I would like to show that for an cyclic code $C\subset F_q[x]/(x^n -1)$ with check polynomial $p(x)=p_0+p_1x+...+p_k x^k$ there exists this check matrix:
$$ \begin{pmatrix} p_k & \cdots & p_1 & p_0 & 0 & \cdots & 0 \\ 0 & p_k & \cdots & p_1 & p_0 & \ddots & \vdots \\ \vdots & \ddots & \ddots & \ddots &\ddots & \ddots & 0 \\ 0 & \cdots & 0 & p_k & \cdots & p_1 & p_0 \\ \end{pmatrix} $$
Here's my approach: Lets call that Matrix $P$. $P$ is a check matrix of $C$, when $v\in C \Leftrightarrow P\cdot v^T=0$.

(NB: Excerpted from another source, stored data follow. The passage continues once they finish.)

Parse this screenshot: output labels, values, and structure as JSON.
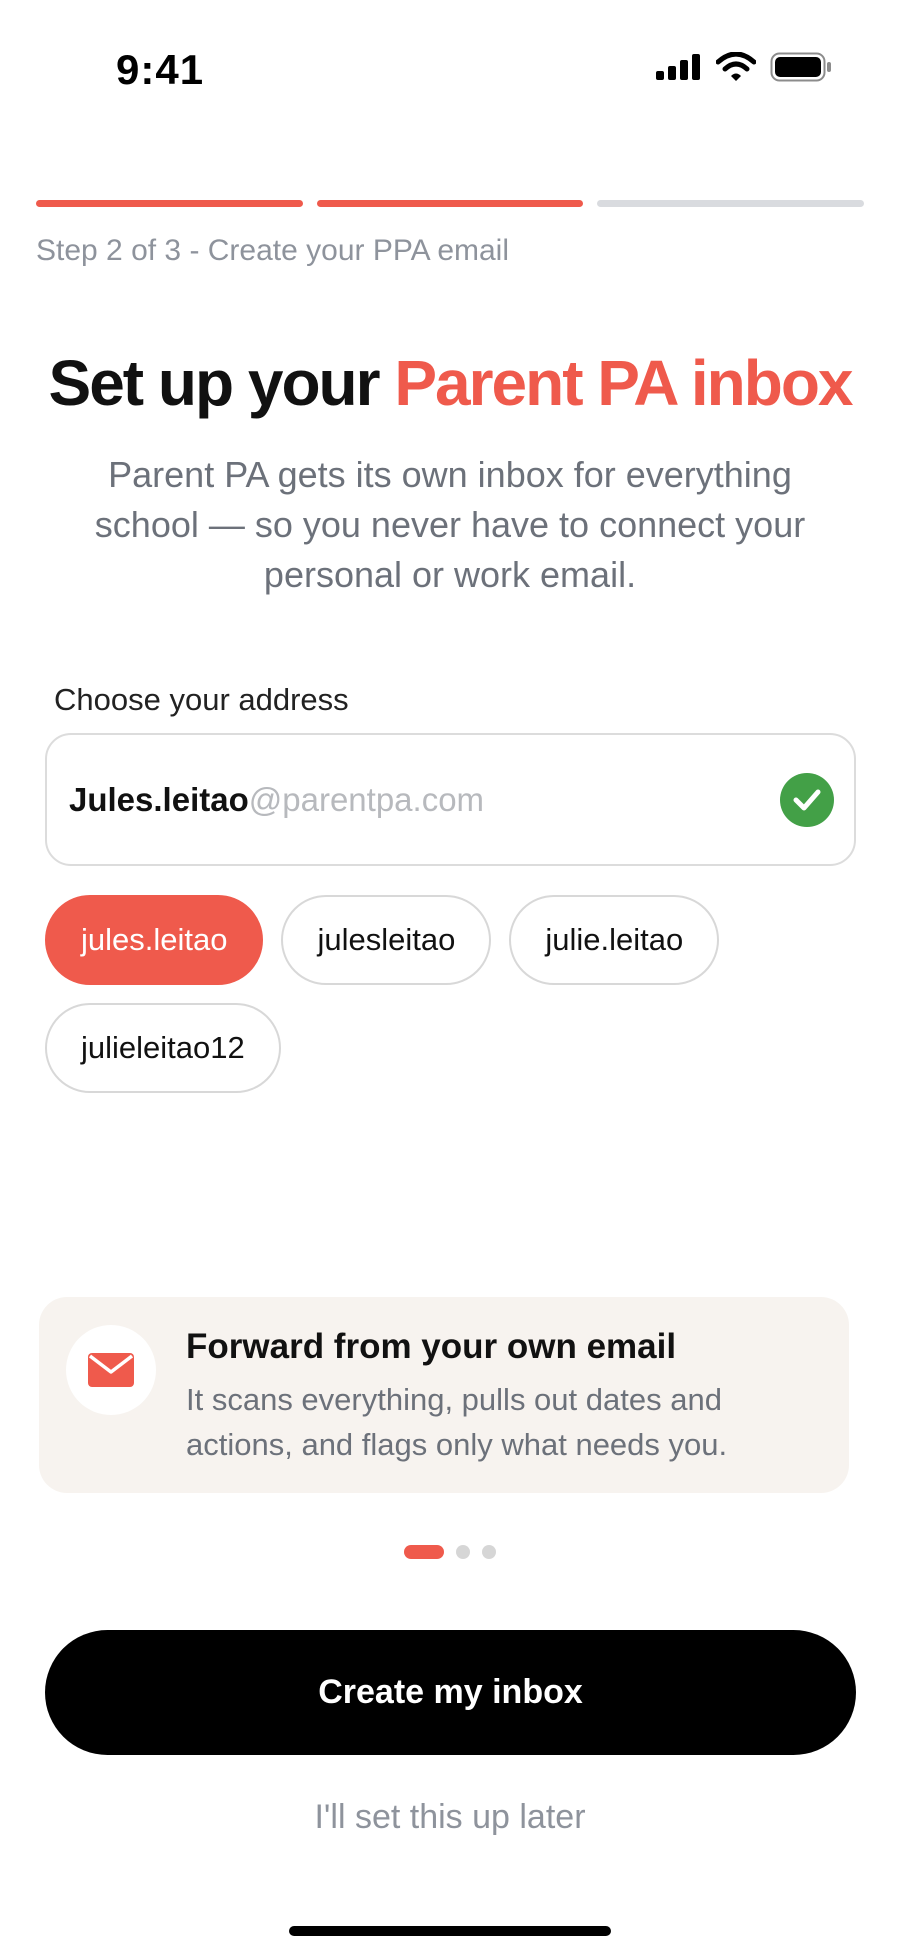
{
  "status_bar": {
    "time": "9:41",
    "icons": [
      "cellular-signal-icon",
      "wifi-icon",
      "battery-icon"
    ]
  },
  "progress": {
    "current_step": 2,
    "total_steps": 3,
    "label": "Step 2 of 3 - Create your PPA email"
  },
  "header": {
    "title_part1": "Set up your ",
    "title_accent": "Parent PA inbox",
    "subtitle": "Parent PA gets its own inbox for everything school — so you never have to connect your personal or work email."
  },
  "address": {
    "label": "Choose your address",
    "username": "Jules.leitao",
    "domain": "@parentpa.com",
    "status_icon": "check-circle-icon"
  },
  "suggestions": [
    {
      "label": "jules.leitao",
      "selected": true
    },
    {
      "label": "julesleitao",
      "selected": false
    },
    {
      "label": "julie.leitao",
      "selected": false
    },
    {
      "label": "julieleitao12",
      "selected": false
    }
  ],
  "info_card": {
    "icon": "mail-icon",
    "title": "Forward from your own email",
    "body": "It scans everything, pulls out dates and actions, and flags only what needs you."
  },
  "pager": {
    "count": 3,
    "active_index": 0
  },
  "actions": {
    "primary_label": "Create my inbox",
    "secondary_label": "I'll set this up later"
  },
  "colors": {
    "accent": "#ef5a4c",
    "success": "#43a047",
    "primary_button": "#000000",
    "card_background": "#f7f3ef"
  }
}
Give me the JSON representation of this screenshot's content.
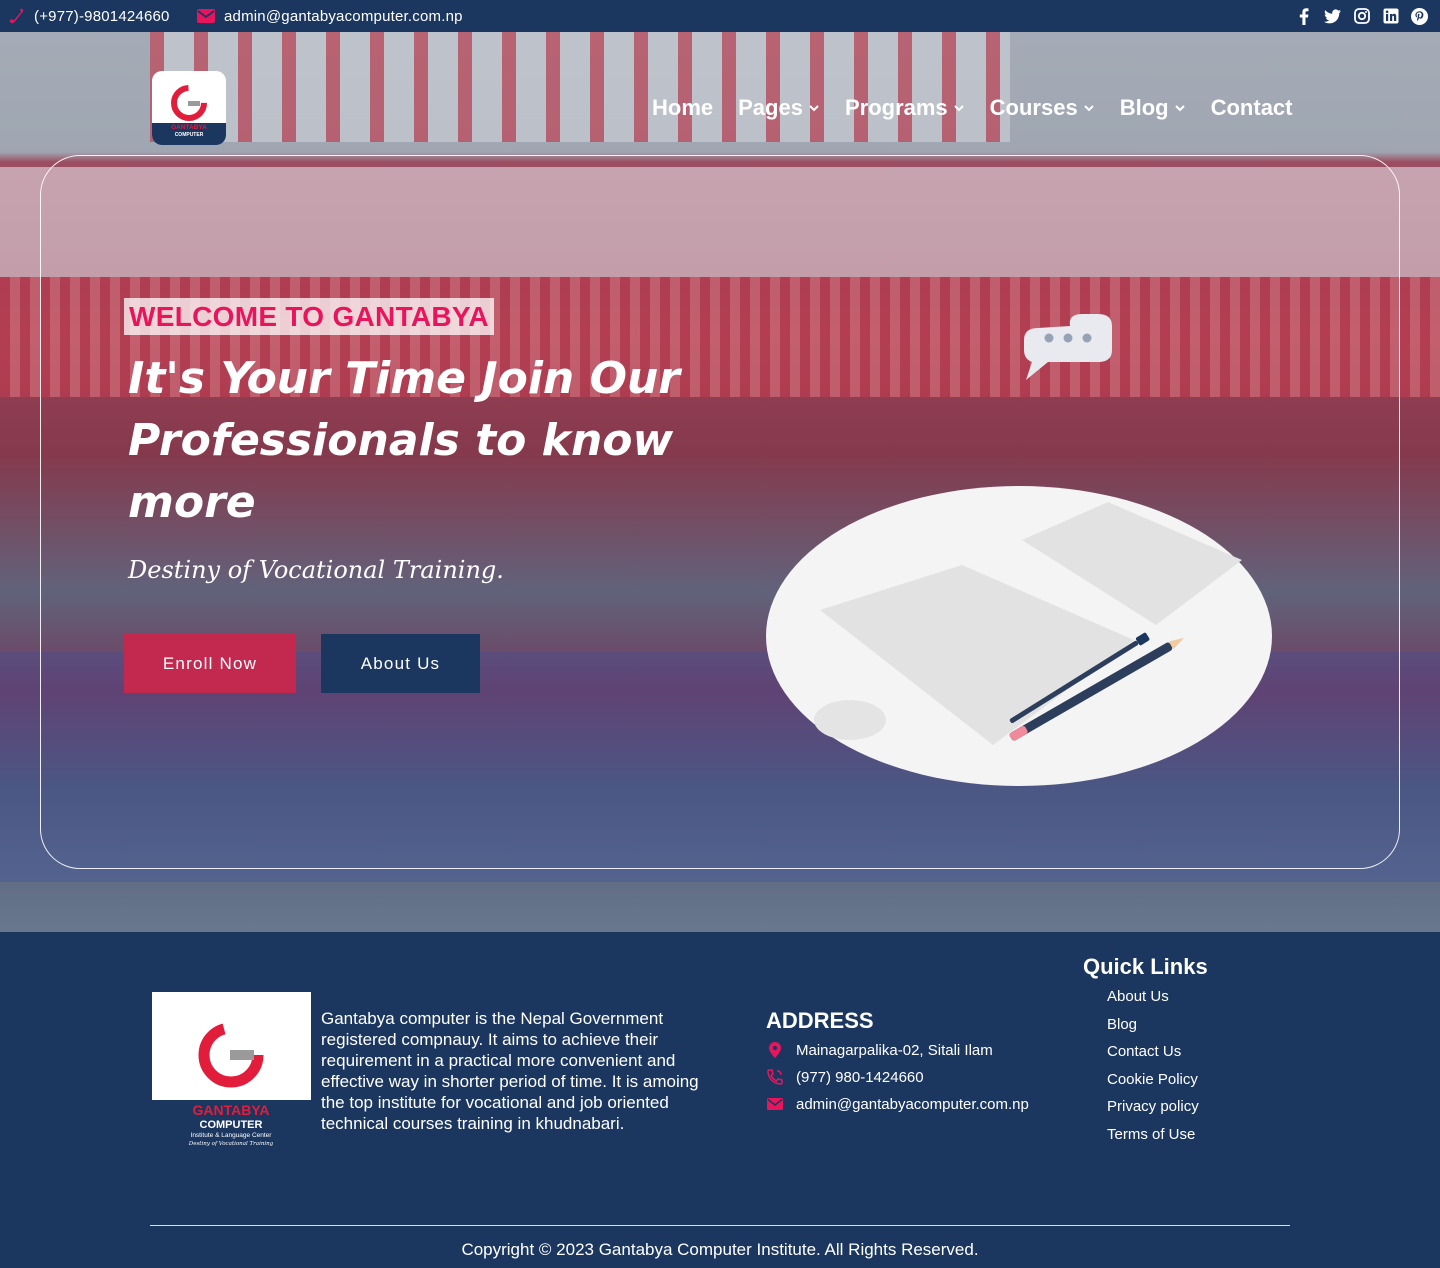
{
  "topbar": {
    "phone": "(+977)-9801424660",
    "email": "admin@gantabyacomputer.com.np",
    "social_icons": [
      "facebook-icon",
      "twitter-icon",
      "instagram-icon",
      "linkedin-icon",
      "pinterest-icon"
    ]
  },
  "brand": {
    "logo_title": "GANTABYA",
    "logo_subtitle": "COMPUTER",
    "logo_line": "Institute & Language Center",
    "logo_motto": "Destiny of Vocational Training"
  },
  "nav": {
    "items": [
      {
        "label": "Home",
        "has_dropdown": false
      },
      {
        "label": "Pages",
        "has_dropdown": true
      },
      {
        "label": "Programs",
        "has_dropdown": true
      },
      {
        "label": "Courses",
        "has_dropdown": true
      },
      {
        "label": "Blog",
        "has_dropdown": true
      },
      {
        "label": "Contact",
        "has_dropdown": false
      }
    ]
  },
  "hero": {
    "welcome": "WELCOME TO GANTABYA",
    "headline": "It's Your Time Join Our Professionals to know more",
    "tagline": "Destiny of Vocational Training.",
    "enroll_label": "Enroll Now",
    "about_label": "About Us"
  },
  "footer": {
    "about_text": "Gantabya computer is the Nepal Government registered compnauy. It aims to achieve their requirement in a practical more convenient and effective way in shorter period of time. It is amoing the top institute for vocational and job oriented technical courses training in khudnabari.",
    "address_title": "ADDRESS",
    "address": "Mainagarpalika-02, Sitali Ilam",
    "phone": "(977) 980-1424660",
    "email": "admin@gantabyacomputer.com.np",
    "quick_links_title": "Quick Links",
    "quick_links": [
      "About Us",
      "Blog",
      "Contact Us",
      "Cookie Policy",
      "Privacy policy",
      "Terms of Use"
    ],
    "copyright": "Copyright © 2023 Gantabya Computer Institute. All Rights Reserved."
  },
  "colors": {
    "navy": "#1b3760",
    "accent_pink": "#e8155d",
    "button_red": "#c3284f"
  }
}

Let $v\in F_q^n, v=(v_0,...,v_{n-1})\\ H\cdot v^T=0 \Leftrightarrow 0=\sum_{i=0}^{k}p_{k-i}\cdot v_{i+h} \forall h \in \{0,...,n-k-1\}\\ \Leftrightarrow 0=\sum_{j+l=k+h}p_j\cdot v_l \forall h\\ \Leftrightarrow \text{all coefficients of }x^k,...,x^{n-1} \in p(x)\cdot v(x) \text{ are zero mod }x^n-1 $
Here im stuck. I want to follow, that $p(x)\cdot v(x) \equiv 0 \text{ mod } x^n-1$. But i don't know how to show that.
Because then i can follow that $P$ is check matrix if and only if $v \in C \Leftrightarrow P\cdot v^T =0 \Leftrightarrow p(x)\cdot v(x)\equiv 0$.
If the check polynomial for you is the polynomial p(x) whose product with every c(x) in the code is zero, then the statement is wrong. The dual is generated by the reciprocal of h(x). For instance the scalar product of p and c as vectors is the constant term of $p^*(x)c(x).$